The Court of Appeals for the Third Circuit recently issued an important decision relating to joint employer status under the Fair Labor Standards Act (“FLSA”) in the context of a holding company providing shared services to its subsidiaries. In Re: Enterprise Rent-A-Car Wage & Hour Employment Practices Litigation, 2012 U.S. App. LEXIS 13229 (3d Cir. June 28, 2012). This decision is favorable to employers and potentially has broader implications beyond the FLSA.
Enterprise Holdings, Inc. (“Enterprise Holdings”), the sole stockholder of 38 domestic subsidiaries, including Enterprise-Rent-a-Car Company of Pittsburgh, directly and indirectly supplied administrative services and support to each subsidiary. These services included business guidelines, employee benefit plans, rental reservation tools, a central customer contact service, insurance, technology, and legal services. Enterprise Holdings had a human resources department that also provided certain services to the subsidiaries.

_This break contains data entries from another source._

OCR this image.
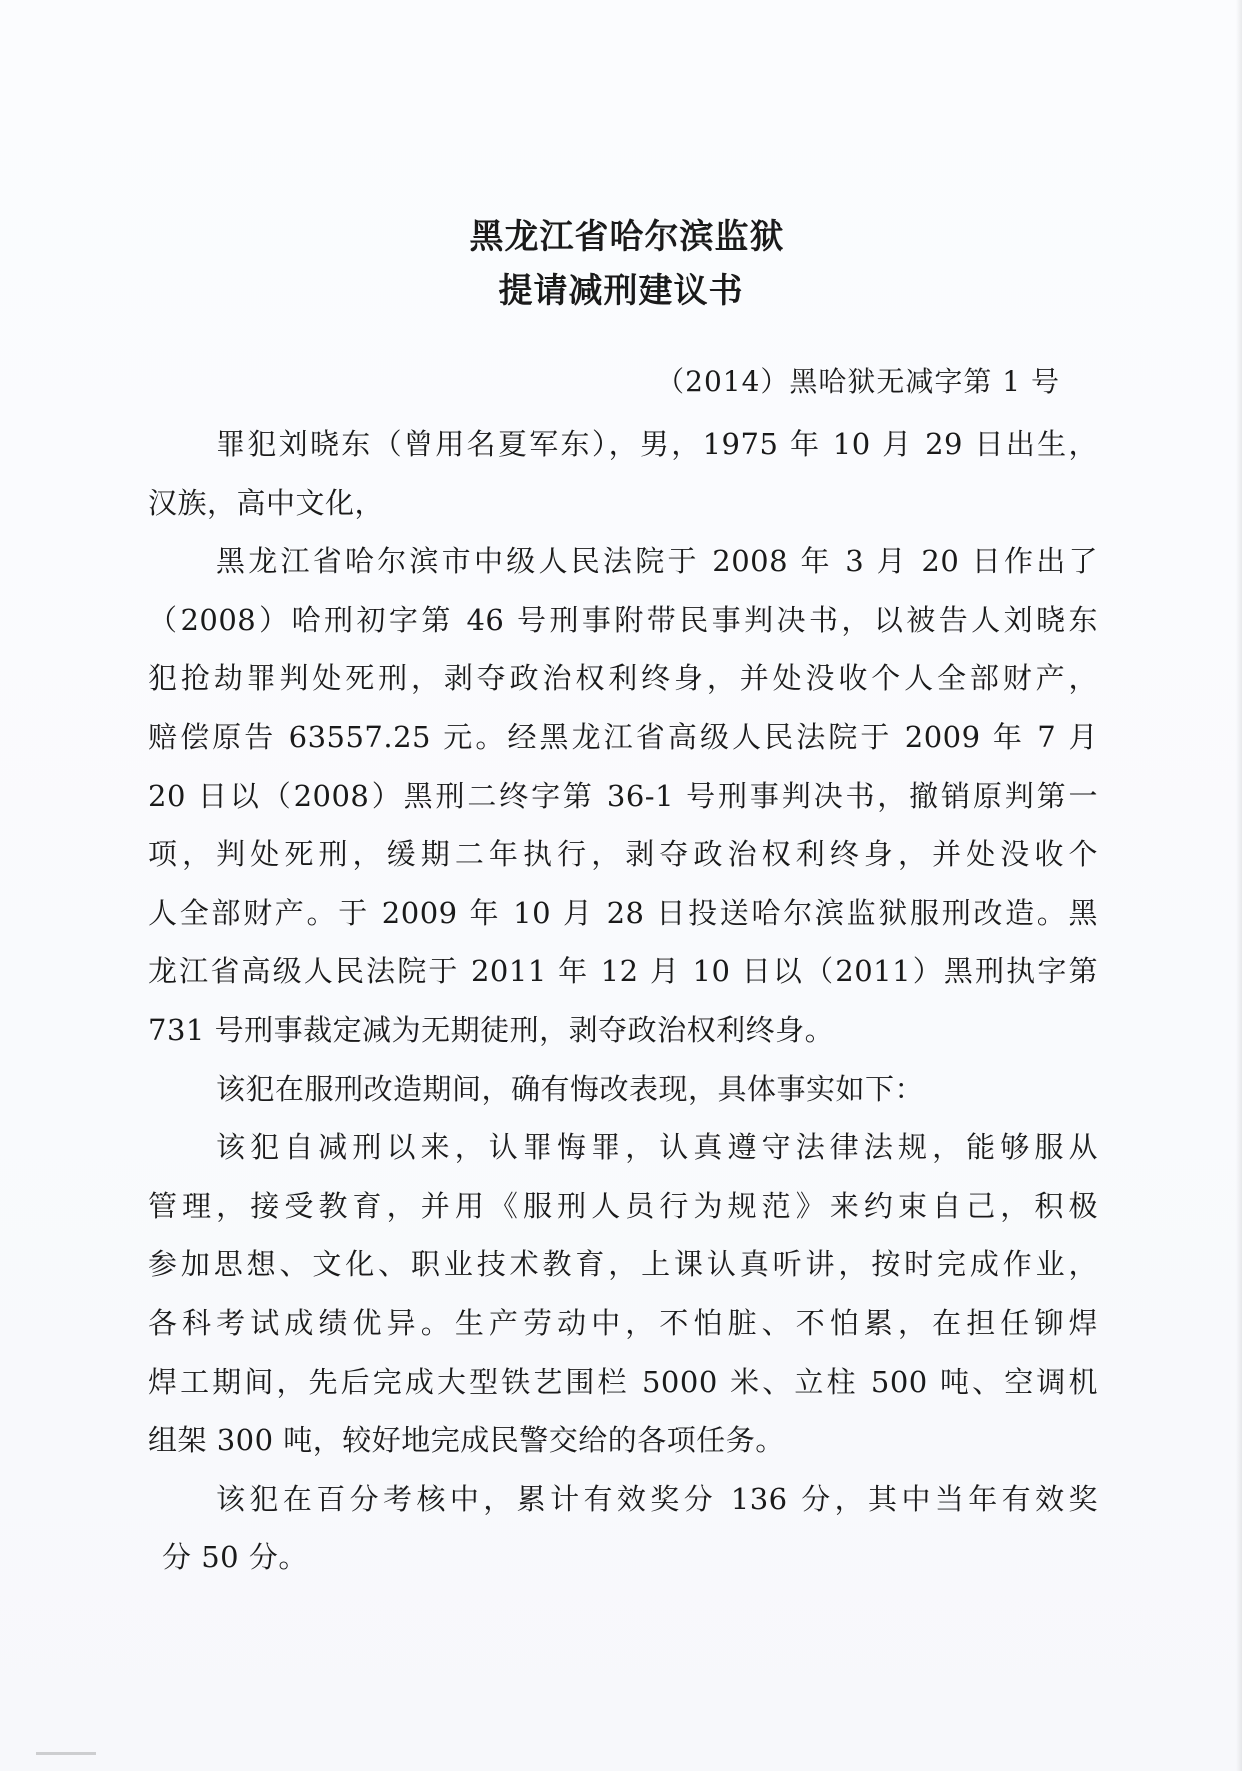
黑龙江省哈尔滨监狱
提请减刑建议书
（2014）黑哈狱无减字第 1 号
罪犯刘晓东（曾用名夏军东），男，1975 年 10 月 29 日出生，
汉族，高中文化，
黑龙江省哈尔滨市中级人民法院于 2008 年 3 月 20 日作出了
（2008）哈刑初字第 46 号刑事附带民事判决书，以被告人刘晓东
犯抢劫罪判处死刑，剥夺政治权利终身，并处没收个人全部财产，
赔偿原告 63557.25 元。经黑龙江省高级人民法院于 2009 年 7 月
20 日以（2008）黑刑二终字第 36-1 号刑事判决书，撤销原判第一
项，判处死刑，缓期二年执行，剥夺政治权利终身，并处没收个
人全部财产。于 2009 年 10 月 28 日投送哈尔滨监狱服刑改造。黑
龙江省高级人民法院于 2011 年 12 月 10 日以（2011）黑刑执字第
731 号刑事裁定减为无期徒刑，剥夺政治权利终身。
该犯在服刑改造期间，确有悔改表现，具体事实如下：
该犯自减刑以来，认罪悔罪，认真遵守法律法规，能够服从
管理，接受教育，并用《服刑人员行为规范》来约束自己，积极
参加思想、文化、职业技术教育，上课认真听讲，按时完成作业，
各科考试成绩优异。生产劳动中，不怕脏、不怕累，在担任铆焊
焊工期间，先后完成大型铁艺围栏 5000 米、立柱 500 吨、空调机
组架 300 吨，较好地完成民警交给的各项任务。
该犯在百分考核中，累计有效奖分 136 分，其中当年有效奖
分 50 分。
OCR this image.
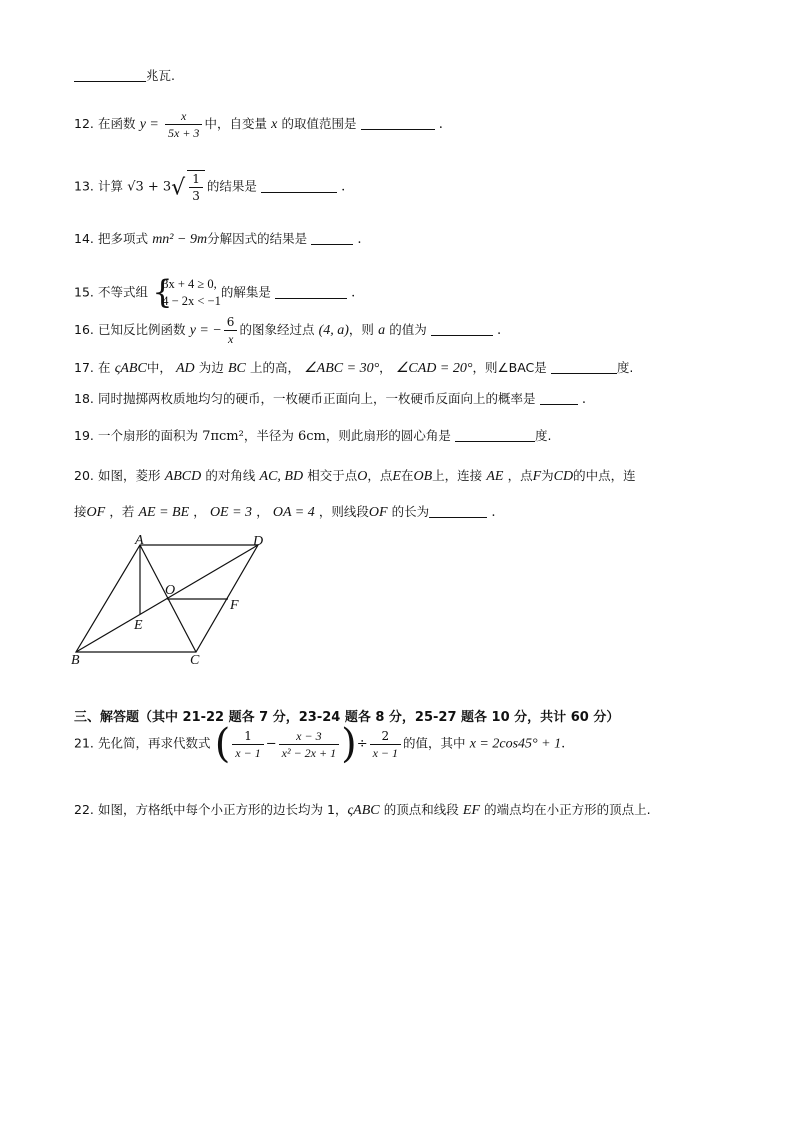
兆瓦.
12. 在函数 $y = \frac{x}{5x + 3}$ 中，自变量 x 的取值范围是	.
13. 计算 $√3 + 3√ \frac{1}{3}$ 的结果是	.
14. 把多项式 mn² − 9m分解因式的结果是	.
15. 不等式组 {
3x + 4 ≥ 0,
4 − 2x < −1
的解集是	.
16. 已知反比例函数 y = − $\frac{6}{x}$ 的图象经过点 (4, a)，则 a 的值为	.
17. 在 ςABC中， AD 为边 BC 上的高， ∠ABC = 30°， ∠CAD = 20°，则∠BAC是	度.
18. 同时抛掷两枚质地均匀的硬币，一枚硬币正面向上，一枚硬币反面向上的概率是	.
19. 一个扇形的面积为 7πcm²，半径为 6cm，则此扇形的圆心角是	度.
20. 如图，菱形 ABCD 的对角线 AC, BD 相交于点O，点E在OB上，连接 AE ，点F为CD的中点，连
接OF ，若 AE = BE ， OE = 3 ， OA = 4 ，则线段OF 的长为	.
A	D
O
F
E
B	C
三、解答题（其中 21-22 题各 7 分，23-24 题各 8 分，25-27 题各 10 分，共计 60 分）
21. 先化简，再求代数式 ( $\frac{1}{x - 1} - \frac{x - 3}{\text{x² − 2x + 1}}$ )÷ $\frac{2}{x - 1}$ 的值，其中 x = 2cos45° + 1.
22. 如图，方格纸中每个小正方形的边长均为 1，ςABC 的顶点和线段 EF 的端点均在小正方形的顶点上.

The lower court found that Enterprise Holdings had recommended that the subsidiaries not pay overtime wages to assistant managers and assistant branch managers who were employed at subsidiaries (other than in California), and this decision was at the heart of the lawsuit.
Lessons for Employers
Plaintiffs frequently argue that parent companies are joint employers of their subsidiaries’ employees, especially in an attempt to certify a nationwide class action. The new test set forth in the Enterprise case provides insight and guidance in the context of a parent/subsidiary relationship within the Third Circuit that governs Pennsylvania, New Jersey, Delaware and the Virgin Islands. A parent company within the Third Circuit will be better positioned to avoid a determination of joint employer liability if its policies ensure a measure of distance between the parent and subsidiary, including lack of day-to-day control over operations and employment decisions, and where the policies ensure that the advice given by the parent to the subsidiary in the employment area can be rejected by the subsidiary.